By Colleen Taylor, Contributing Editor -- Electronic News, 4/19/2007

Numerous industry heavyweights this week showed support for a patent reform act proposed in both arms of the United States Congress, the House of Representatives and the Senate. 

The Patent Reform Act of 2007, a bipartisan, bicameral proposal for patent reform legislation, was introduced Wednesday in the House and Senate. The bill was sponsored in the Senate by Senator Patrick Leahy, a Democrat from Vermont, and Senator Orrin Hatch, a Republican from Utah. In the House, the bill was sponsored by Representative Howard Berman, a Democrat from California, and Representative Lamar Smith, a Republican from Texas.

United States' patent laws are long overdue for refinement, because they were "crafted for an earlier time, when smokestacks rather than microchips were the emblems of industry," Sen. Leahy said at a conference in Washington on Wednesday, according to a Reuters report.

The bill is focused largely on minimizing patent litigation by taking away lawsuits' potential rewards. The reforms proposed in Wednesday's bill make it more difficult for patent holders to claim that intellectual property (IP) has indeed been willfully infringed upon by another company. The bill also indicates that damage awards from patent suits reflect the value of the patented technology, instead of the larger market value of the products in which the IP has been used.
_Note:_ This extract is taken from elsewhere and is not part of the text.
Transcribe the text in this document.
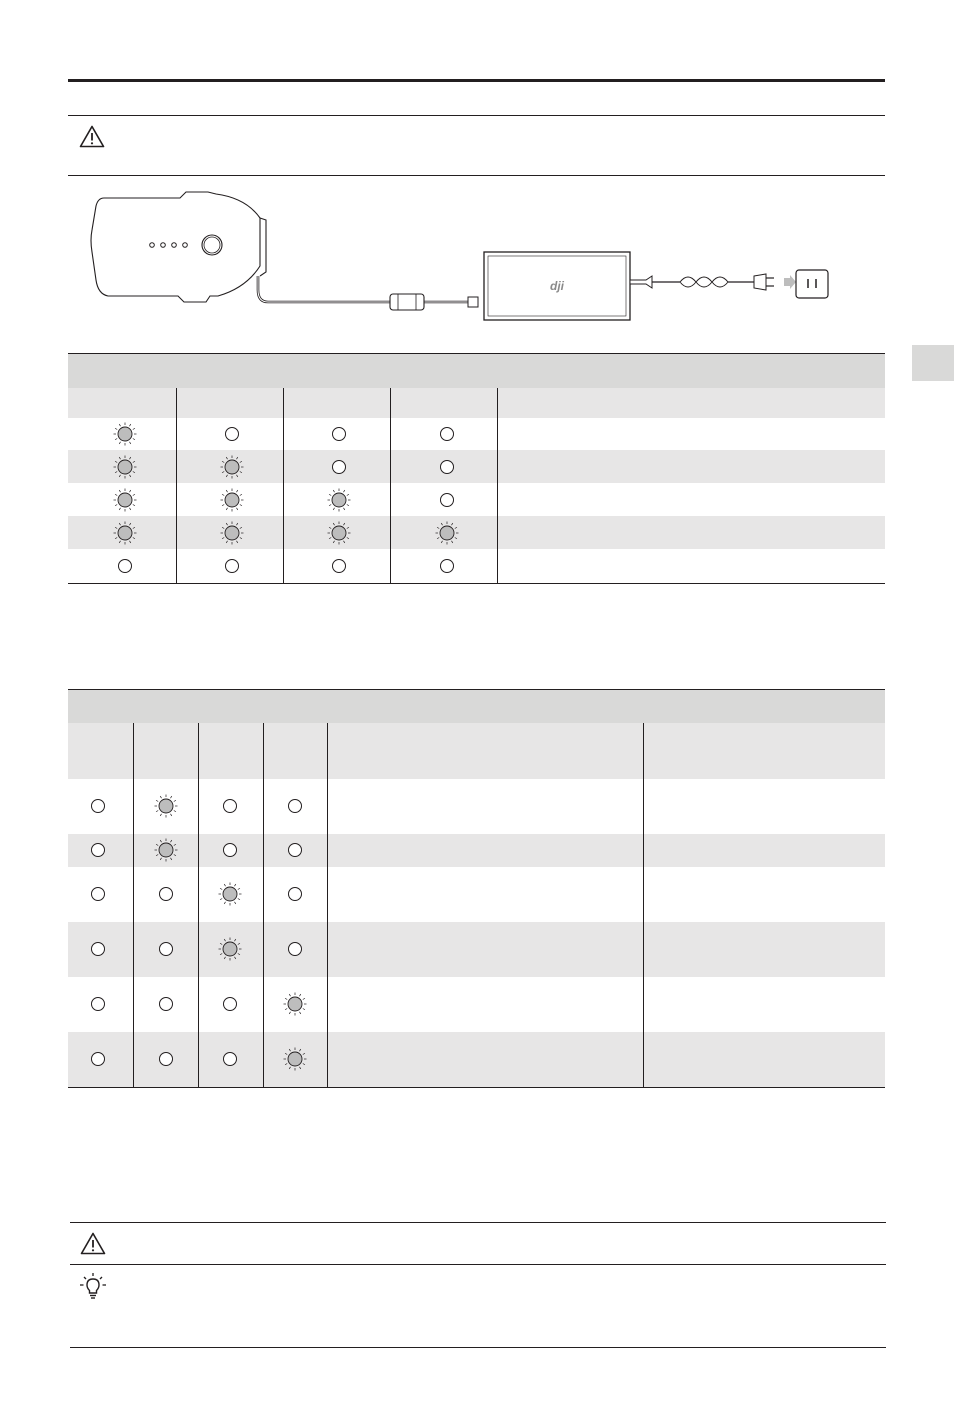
dji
Industry group the Innovation Alliance, which has a member roster that includes LSI Logic, Qualcomm and Tessera, has expressed conditional support for the proposed bill. In a statement made yesterday, a spokesman for the group said while the alliance welcomes patent law reform and that it also hopes to work with Congress to modify the proposed bill to avoid "unintended anti-competitive and innovation-stifling impacts that certain reforms may have."

Meanwhile, the Coalition for Patent Fairness, an industry group whose members include Intel, Apple, Applied Materials, Broadcom, http://www.broadcom  Hewlett-Packard http://www.hp.com and Microsoft, has more enthusiastically voiced its support for the new bill.
 
"Patent reform will contribute immensely to America's competitiveness in a global economy and will reaffirm America's commitment to innovation and consumer welfare," Jonathan Yarowsky, the group's counsel, said in a statement. "The comprehensive changes proposed in the Patent Reform Act of 2007 will strengthen and restore balance to the patent system legislative action that has been urgently needed for years."